Men’s instincts are to protect, and so they have been successful.  If their women also believe childbirth is an emergency, a medical crisis, then the couple will be perfectly happy to have their baby by surgery, and even may elect to have the surgery regardless of the medical necessity.  Other women out there may have another idea of how they want their babies, and this is where the conflict begins.  When a woman considers not having her baby within the confines of the hospital domain, uneducated men freak.  For women who want to experience a natural childbirth, one without drugs and surgeries and scrubs and IV poles, these woman have a challenge. It becomes their job to educate men as to how you want your birth experience.

They may feel they can take their dreams of a natural childbirth into the technocratic environment and struggle to have their babies naturally by having their men protect those dreams.  Some even obtain the services of a doula to stand beside them, to help them fight off the  interference of medical procedures that lead to unnecessary surgical procedures, the use of drugs that inhibit the natural flow of a childbirth, and the constant intrusion of strangers in the birthroom.

But when it comes to making medical decisions, it is the men who want to protect and  defend their women and children who make the decisions for the most part.  They are at the helm, though often these uneducated guys think that the doula or the doctors make the decisions, but in reality it is the couple who decides.

So ladies if you want your man to be able to support you, then they need an education.  That’s why I wrote the book “Men at Birth.”  I was in that situation years ago, and I learned the hard way about what men need to do if their mate wants to birth naturally in the hospital.  I was like every other guy out there who knew diddly about childbirth, and so what will a  man do but gravitate to agreeing with every medical procedure the medical community offers.  Men will never know how these procedures will lead to unnecessary surgeries and the use of drugs.  Doctors are about scientifically managing birth to accommodate their schedules, not waiting for women to have their babies naturally.

In my humble opinion a man’s role is to protect the birth environment to help his mate have the type of birth she wants to have.  If she believes birth is a medical procedure, then he needs to support her.  If she wants a natural birth, then he needs to learn how learn the significance the birth environment and how personnel are for supporting her choices.  Ignorant men only make for ignorant choices, and that can lead to the sinking of your mate’s dream of a natural childbirth.  The choices are yours.  But for the most part, men are too ignorant to understand the role they play in this decision-making.  They just seem to want to leave the decision up to someone else.  When men start to realize the harm the high levels of surgical procedures cause their families, then maybe they can help to improve or reform women’s health care.  Remember women and children first.  For me it took four pregnancies before I knew that birth was really centered on making my wife feel the most comfortable in an environment where she could birth without the stress and demands that the medical model of birth places on women.  We had our last child in our own home, with people we chose, and our whole family was there.

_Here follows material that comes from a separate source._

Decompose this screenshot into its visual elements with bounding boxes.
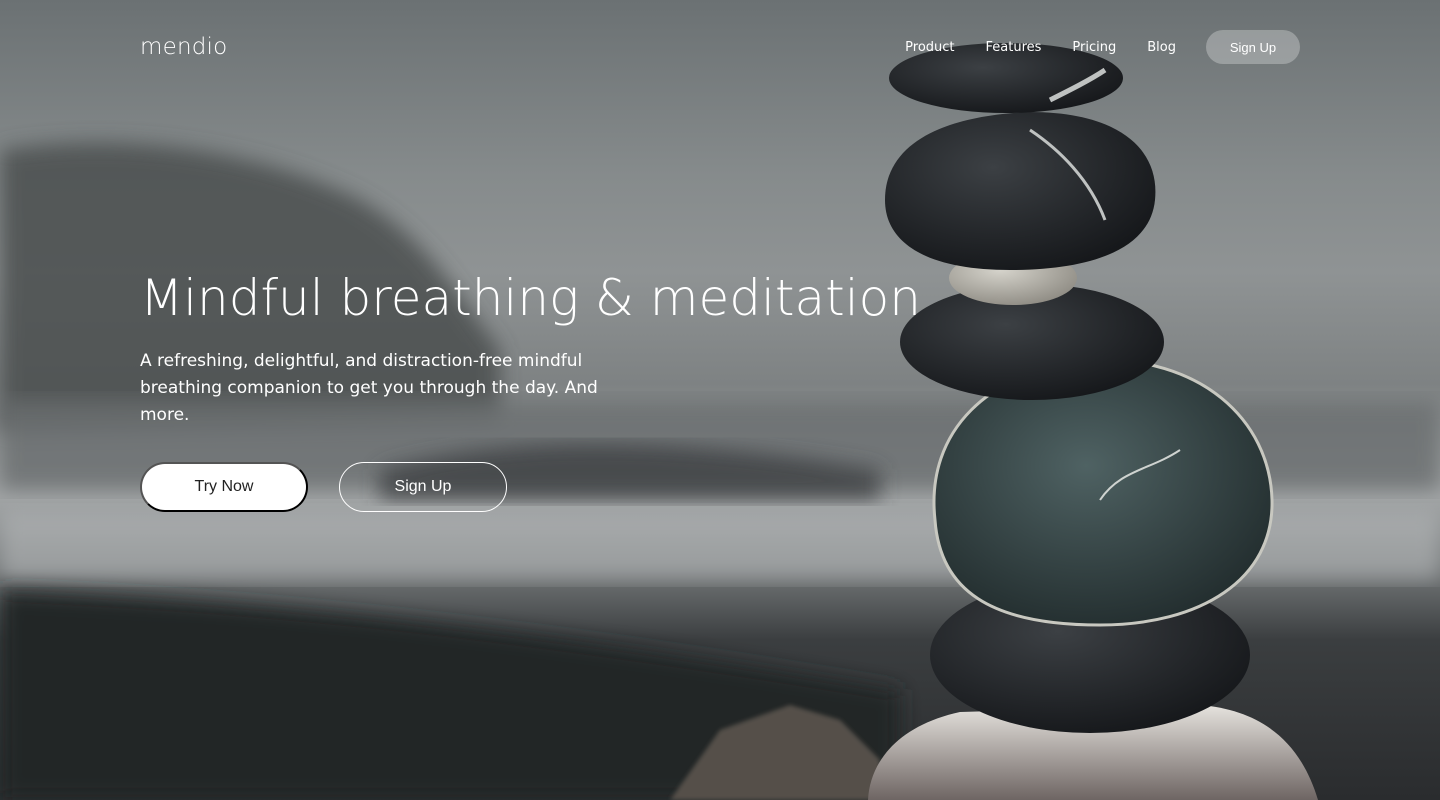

If you are part of an expectant couple watch Pregnant in America‘s film on Netflix.

One Comment leave one →
  1. June 19, 2011 8:15 am

    Great article – i have four children from when i was in my twenties and i now have two more later in life. My instinct to protect is always there regardless of the age of the children. I agree that men in their twenties do not know what they are getting into – but once they hold their little boy or girl in their arms, its all over. 🙂

    The learning curve comes very quickly. Thanks for writing such a nice article for Fathers Day.